Im Wortlaut von Jan Korte,

Heute vor 50 Jahren, am 10. Dezember 1971, wurde der Friedensnobelpreis an den damaligen Bundeskanzler Willy Brandt verliehen. Fast genau ein Jahr zuvor hatte sich Brandt vor dem Mahnmal für die Opfer des Aufstandes im Warschauer Getto niedergekniet. Ein entschiedener Gegner der Nazis, der selber verfolgt wurde und sich persönlich für nichts entschuldigen musste, bat um Vergebung für die deutschen Verbrechen des Zweiten Weltkriegs.

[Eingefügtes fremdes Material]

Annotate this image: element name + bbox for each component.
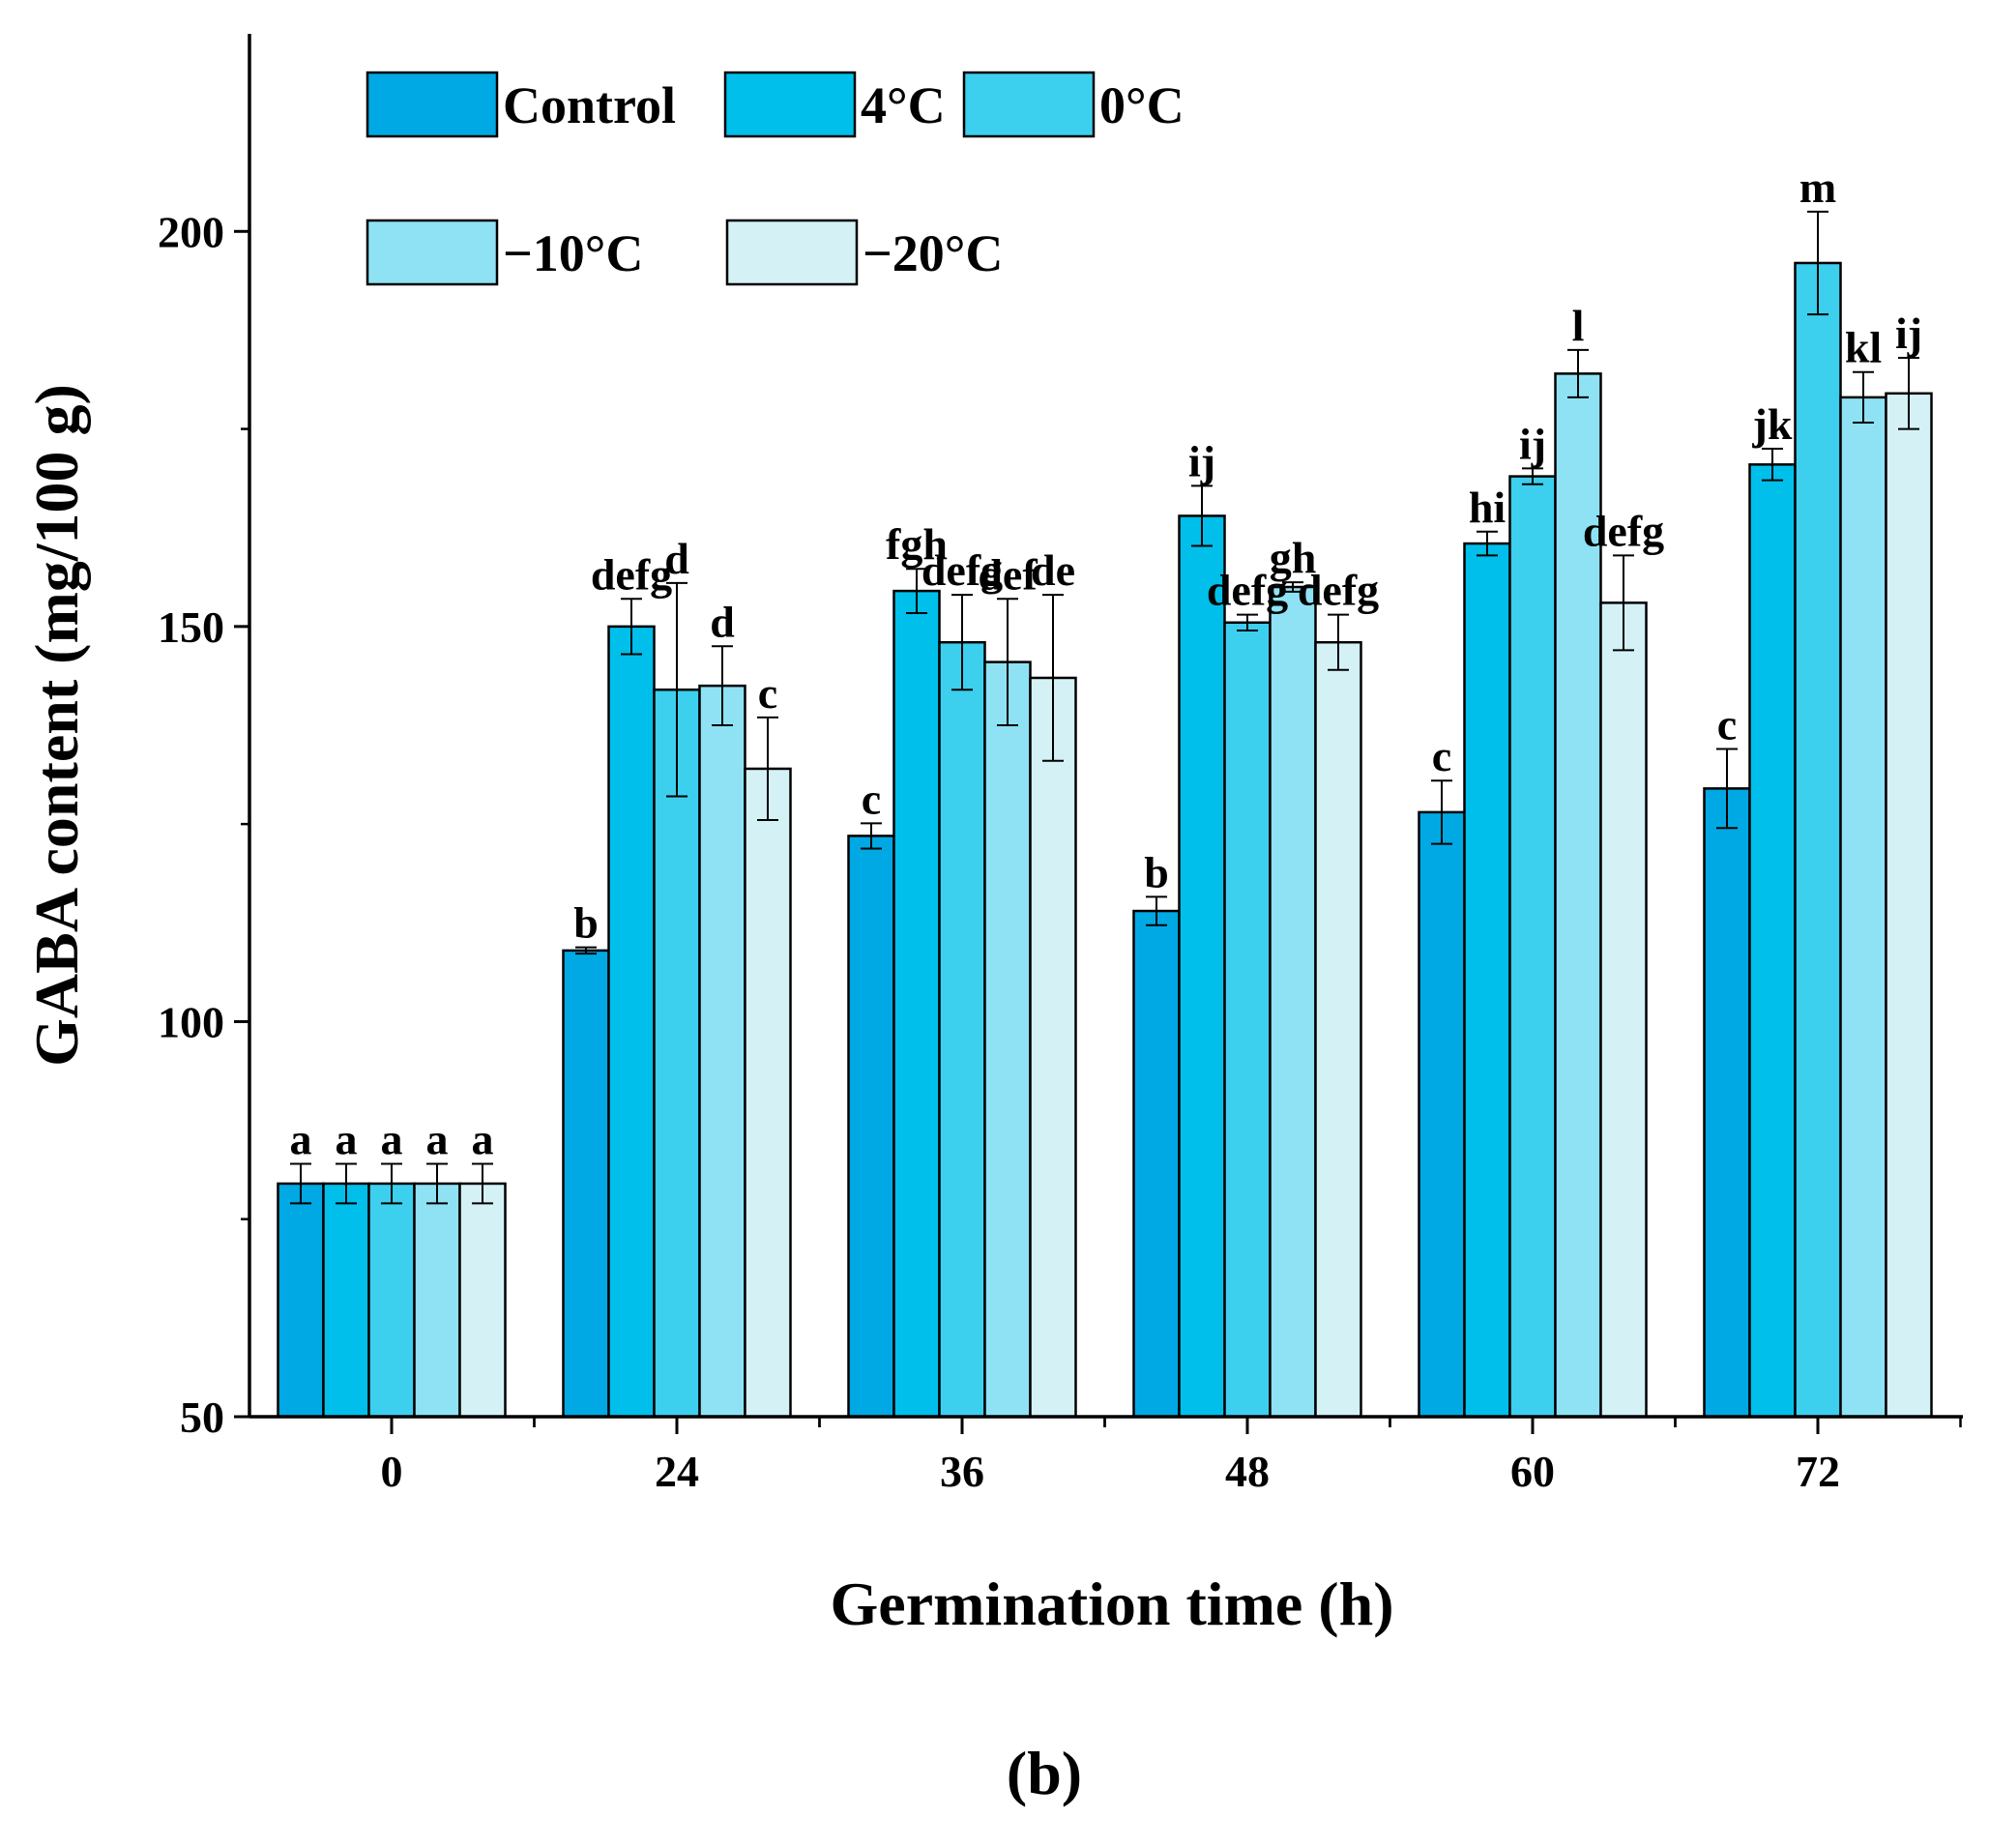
bar xyxy=(458,1182,507,1419)
bar xyxy=(847,835,895,1419)
significance-label: a xyxy=(472,1115,494,1164)
bar xyxy=(1599,601,1648,1419)
legend-swatch xyxy=(366,71,499,138)
y-tick-label: 50 xyxy=(180,1393,224,1442)
bar xyxy=(1885,392,1933,1419)
legend-swatch xyxy=(366,219,499,286)
bar xyxy=(277,1182,325,1419)
bars-layer xyxy=(277,261,1933,1419)
significance-label: defg xyxy=(921,545,1003,595)
significance-label: d xyxy=(664,534,689,583)
x-axis-title: Germination time (h) xyxy=(831,1569,1394,1638)
bar xyxy=(1508,475,1557,1419)
y-tick-label: 100 xyxy=(158,997,224,1046)
bar xyxy=(367,1182,416,1419)
legend-label: −20°C xyxy=(863,224,1003,282)
bar xyxy=(1554,372,1602,1419)
bar xyxy=(653,688,701,1419)
bar xyxy=(1703,787,1751,1419)
significance-label: ij xyxy=(1895,308,1922,358)
significance-label: m xyxy=(1799,162,1836,212)
bar xyxy=(1178,514,1226,1419)
legend-label: Control xyxy=(503,76,676,134)
significance-label: c xyxy=(1717,700,1737,749)
significance-label: defg xyxy=(1207,566,1288,615)
significance-label: a xyxy=(426,1115,449,1164)
bar xyxy=(1794,261,1842,1419)
bar xyxy=(983,660,1032,1419)
significance-label: a xyxy=(336,1115,358,1164)
bar xyxy=(1132,909,1181,1419)
legend-label: −10°C xyxy=(503,224,643,282)
bar xyxy=(1314,640,1362,1419)
bar xyxy=(1418,810,1466,1419)
significance-label: c xyxy=(862,774,881,823)
bar xyxy=(1223,621,1272,1419)
legend-swatch xyxy=(725,219,859,286)
legend-swatch xyxy=(723,71,857,138)
significance-label: c xyxy=(1432,731,1451,780)
significance-label: b xyxy=(1144,847,1169,896)
significance-label: defg xyxy=(591,549,672,599)
significance-label: c xyxy=(758,668,777,718)
bar xyxy=(698,684,746,1419)
significance-label: l xyxy=(1572,301,1585,350)
significance-label: ij xyxy=(1519,419,1546,468)
x-tick-label: 0 xyxy=(381,1447,403,1496)
panel-label: (b) xyxy=(1007,1739,1082,1807)
significance-label: hi xyxy=(1469,483,1506,532)
legend-swatch xyxy=(962,71,1096,138)
significance-label: a xyxy=(290,1115,312,1164)
bar xyxy=(322,1182,370,1419)
bar xyxy=(1463,542,1511,1419)
significance-label: fgh xyxy=(886,519,948,569)
x-tick-label: 48 xyxy=(1225,1447,1270,1496)
legend-label: 0°C xyxy=(1099,76,1185,134)
bar xyxy=(607,625,656,1419)
bar xyxy=(1748,463,1797,1419)
error-bars-layer xyxy=(290,210,1919,1205)
y-tick-label: 150 xyxy=(158,602,224,652)
significance-label: defg xyxy=(1298,566,1379,615)
y-axis-title: GABA content (mg/100 g) xyxy=(22,384,91,1067)
significance-label: jk xyxy=(1752,399,1793,449)
x-tick-label: 36 xyxy=(940,1447,984,1496)
significance-label: de xyxy=(1031,545,1075,595)
significance-label: gh xyxy=(1270,533,1317,582)
y-tick-label: 200 xyxy=(158,207,224,256)
significance-label: def xyxy=(978,549,1038,599)
bar xyxy=(1029,676,1077,1419)
significance-label: d xyxy=(710,597,735,646)
significance-label: ij xyxy=(1188,436,1215,485)
bar xyxy=(1839,396,1887,1419)
x-tick-label: 24 xyxy=(655,1447,699,1496)
bar xyxy=(892,589,941,1419)
significance-label: b xyxy=(573,898,599,948)
legend-label: 4°C xyxy=(861,76,946,134)
bar xyxy=(413,1182,461,1419)
bar xyxy=(562,949,610,1419)
significance-label: kl xyxy=(1845,323,1882,372)
legend: Control 4°C 0°C −10°C −20°C xyxy=(366,71,1185,286)
bar xyxy=(938,640,986,1419)
x-tick-label: 60 xyxy=(1510,1447,1555,1496)
bar xyxy=(1269,585,1317,1419)
x-tick-label: 72 xyxy=(1796,1447,1840,1496)
axes-layer: 50 100 150 200 0 24 36 48 60 72 xyxy=(158,34,1963,1496)
significance-label: defg xyxy=(1583,506,1664,555)
bar xyxy=(744,767,792,1419)
significance-label: a xyxy=(381,1115,403,1164)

Den Friedensnobelpreis bekam Brandt allerdings nicht für diese unvergessliche und wichtige symbolische Geste, sondern für die ganz konkrete Entspannungspolitik seiner sozialliberalen Koalition und die Unterzeichnung des Moskauer- und Warschauer-Vertrages.

In der Begründung des Nobelpreiskomitees hieß es:

"Als Kanzler der Bundesrepublik Deutschland und im Namen des deutschen Volkes hat Willy Brandt seine Hand zur Versöhnung zwischen Völkern ausgestreckt, die lange Zeit Feinde waren. Im Geiste des guten Willens hat er außerordentliche Ergebnisse bei der Schaffung von Voraussetzungen für den Frieden in Europa erzielt."

Nobelpreis für den »Vaterlandsverräter»

Mit der Auszeichnung würdigte das Nobelpreiskomitee die Entspannungsbemühungen Willy Brandts, der als Kanzler der ersten sozialdemokratisch geführten Bundesregierung seit 1969 die Auswirkungen des Kalten Krieges und die Gegensätze zwischen den politischen Blöcken in Europa zu mildern versucht hatte. In Verträgen der Bundesrepublik Deutschland mit der Sowjetunion und Polen vom August beziehungsweise Dezember 1970 akzeptierte die sozialliberale Bundesregierung erstmals die Ergebnisse des Hitlerkrieges: Sie machte mit den Gebietsforderungen gegen die UdSSR und Polen Schluss und erkannte die Oder-Neiße-Linie mit 20 Jahren Verspätung als Grenze zwischen Polen und Deutschland an.

Der Bruch mit zwei Jahrzehnten Bonner Revanchepolitik war historisch, aber alles andere als einfach und brauchte großen Mut. Unvergessen sind in diesem Zusammenhang die elenden revanchistischen Angriffe der konservativen bis neofaschistischen Kräfte. Union und Springer-Presse bezeichneten Brandt unisono als Vaterlandsverräter, Adenauer sprach von ihm als "Brandt alias Frahm" und die NPD forderte gleich "Brandt an die Wand". Von einer (posthumen) Entschuldigung der Union für diese Hetze von damals fehlt bis heute jede Spur. Aber nicht nur Vertriebenenverbände und die Ewiggestrigen in und außerhalb der Union liefen gegen die neue Ost-Politik Sturm. Auch in Brandts eigener Partei gab es noch immer Stimmen, die eine Anerkennung der auf der Potsdamer Konferenz zwischen den Siegermächten vereinbarten Oder-Neiße-Linie als Westgrenze Polens, für Verrat hielten. 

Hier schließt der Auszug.